A 2,000-billion-yuan (US$240 billion) gap in the country's rail construction fund has prompted a search for private and foreign financing for the government-monopolized transport sector.

Among the options being considered by the government is a flotation of some profitable lines on the stock markets.

"Multiple investment entities including private and foreign capital are encouraged into the rail construction and operation sector on the market-oriented basis," said the railways ministry official Zhang Jianping.

As "bait" to attract more capital, the ministry has planned to invite bids for projects of dedicated passenger lines and container stations with sound profitability, said Zhang, who is also the vice-director of the ministry's Planning Department.

At least 100 billion yuan (US$12 billion) is needed annually to expand the rail network from the current 73,000 kilometres to the planned 100,000 kilometres by 2020, according to the nation's plan for rail network construction.

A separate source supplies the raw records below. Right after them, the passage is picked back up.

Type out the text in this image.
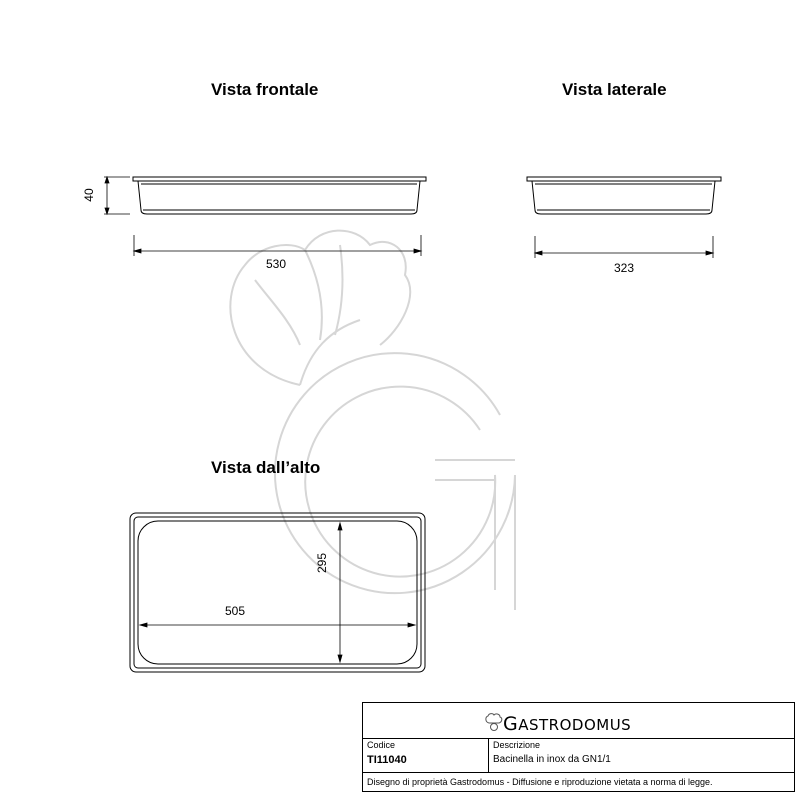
Vista frontale	Vista laterale
Vista dall’alto
40
530	323
505
295
GASTRODOMUS
Codice
TI11040
Descrizione
Bacinella in inox da GN1/1
Disegno di proprietà Gastrodomus - Diffusione e riproduzione vietata a norma di legge.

However, Zhang said, from 2000 to 2004, yearly investment was only 54 billion yuan (US$6.5 billion) on average, most of which came from government coffers.

Moreover, Zhang said, his ministry is working to reorganize some well-operated railway companies and then list them on the stock market to increase capital sources.

The financing system reforms may help to break the previously-monopolized sector.

However, experts are cautiously optimistic about its prospects as policies are still out of place to boost investors' confidence in profitability.

Although the railway sector is gradually opening to non-government funding, how to ensure the profitability of investors is still short of policy support, said Yu Jun from the CITIC Securities, a Shenzhen-based securities company in Guangdong Province.

"The existing rail charge system allows no price fluctuation in line with market changes, which fails to assure investors about profitability for their capital flows," Yu said.

The current management system, characterized by the government monopoly, must be reformed and let the market play a role in the operation of the rail network, he said. Only a very small amount of non-State capital has been injected into the sector in recent years - less than 1 per cent of the total.

Lai Youwei, a researcher from the Development Research Centre of the State Council, said favourable financial and taxation policies should be mapped out to take in social capital in the sector.

The reform of the financing system is supported by a new State Council policy paper on "encouraging, supporting and guiding" the development of the non-State sector, which was released in February.

Market competition will be further introduced in the previously-monopolized sectors such as power supplies, telecommunications, railways, civil aviation and petroleum, the document said.

According to Zhang, the railways ministry is appealing to the central government to practice the favourable taxation policies on the railway companies.